14 resources on artificial intelligence, ethics, and governance


This is a practical, useful collection of articles assembled by one of our amazing fellows, Dr. Jay Shaw.  Jay’s work aims to clarify the implications of artificial intelligence (AI) and related technologies in healthcare policy and practice. The linked articles below offer a rich overview of the issues that arise when we use  AI in healthcare, including big data management. 

AI is being used in a wide variety of ways, most of which revolve around massive amounts of data being used to train algorithms to achieve two broad aims:

  • Decision support in which advanced analytics lead to more accurate predictions that can inform human decisions
  • Automation, whereby predictive algorithms are connected to the execution of a task

In healthcare, AI’s data can target the health of individual people and entire populations. Since AI can transform many of healthcare’s tasks, it’s raising important questions about how these changes should be governed. Ensuring the ethical governance of AI in healthcare leads to important questions:

  • How accurate are our diagnostic strategies, and could they be better? 
  • How might new technologies interfere with the abilities of healthcare providers to demonstrate compassion with their patients? 
  • How should the health system decide which risks are tolerable and which aren’t when deploying AI?
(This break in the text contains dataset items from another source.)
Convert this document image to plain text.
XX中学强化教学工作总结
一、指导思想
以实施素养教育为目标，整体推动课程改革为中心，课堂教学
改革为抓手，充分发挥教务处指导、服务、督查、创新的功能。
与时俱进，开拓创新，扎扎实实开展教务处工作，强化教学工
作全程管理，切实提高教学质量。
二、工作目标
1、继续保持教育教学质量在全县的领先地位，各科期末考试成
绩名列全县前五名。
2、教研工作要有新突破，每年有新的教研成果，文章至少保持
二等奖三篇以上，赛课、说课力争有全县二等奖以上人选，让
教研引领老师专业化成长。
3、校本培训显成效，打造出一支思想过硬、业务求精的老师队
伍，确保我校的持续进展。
In Canada, a rich ecosystem of people pay attention to these issues. Stay tuned for more deep thinking about this topic from AMS.

From What to How: An Overview of AI Ethics Tools, Methods and Research to Translate Principles into Practices

Artificial Intelligence: the global landscape of ethics guidelines

This is a synthesis of global considerations and guidelines related to ethics and artificial intelligence.

The Doctor Just Won’t Accept That!

An interesting paper that explores how explainability in AI enhances implementability… with a healthcare focus!

Big Data, precision medicine and private insurance: A delicate balancing act

This paper discusses health-related big data, precision medicine, and private insurance.

Ethics and Epistemology in Big Data Research

Learn about the ethics and epistemology of big data research. This work includes specific suggestions for ethics researchers and institutional review boards.

Canadian Association of Radiologists White Paper on Ethical and Legal Issues Related to Artificial Intelligence in Radiology

This position statement from the Canadian Association of Radiologists shares advanced thinking about the ethical and legal issues related to the use of AI in radiology.

Digital health at fifteen: More human (more needed)

This paper highlights the link between the current state of digital health and a future state of health-related AI.

Machine Learning and AI Research for Patient Benefit: 20 Critical Questions on Transparency, Replicability, Ethics and Effectiveness

This paper is a valuable step towards considering and implementing best practices for AI applications in health.

Artificial Intelligence and the ‘Good Society’: the US, EU, and UK approach

Learn about different policy approaches for ‘a good AI society’ in the USA, UK, and EU.

Understanding the care.data conundrum: New information flows for economic growth

A useful analysis of the UK’s care.data initiative, where health data was shared in order to fuel economic growth.

‘Hypernudge’: Big Data as a mode of regulation by design

See the insidious ways that our data is used to “nudge” our actions. While this paper is not directly about healthcare, it shows that there are clear implications for the health field.

Towards international standards for evaluating machine learning

This article is technical and really worth digging into. It presents international standards for evaluating machine learning.

Google DeepMind and healthcare in an age of algorithms

This is a case study exploring lessons learned from sharing population-derived health datasets with large, private companies.

Dangers of the digital fit: Rethinking seamlessness and social sustainability in data-intensive healthcare 

See how data sharing was halted in Denmark because of conflicting views about its legitimate use.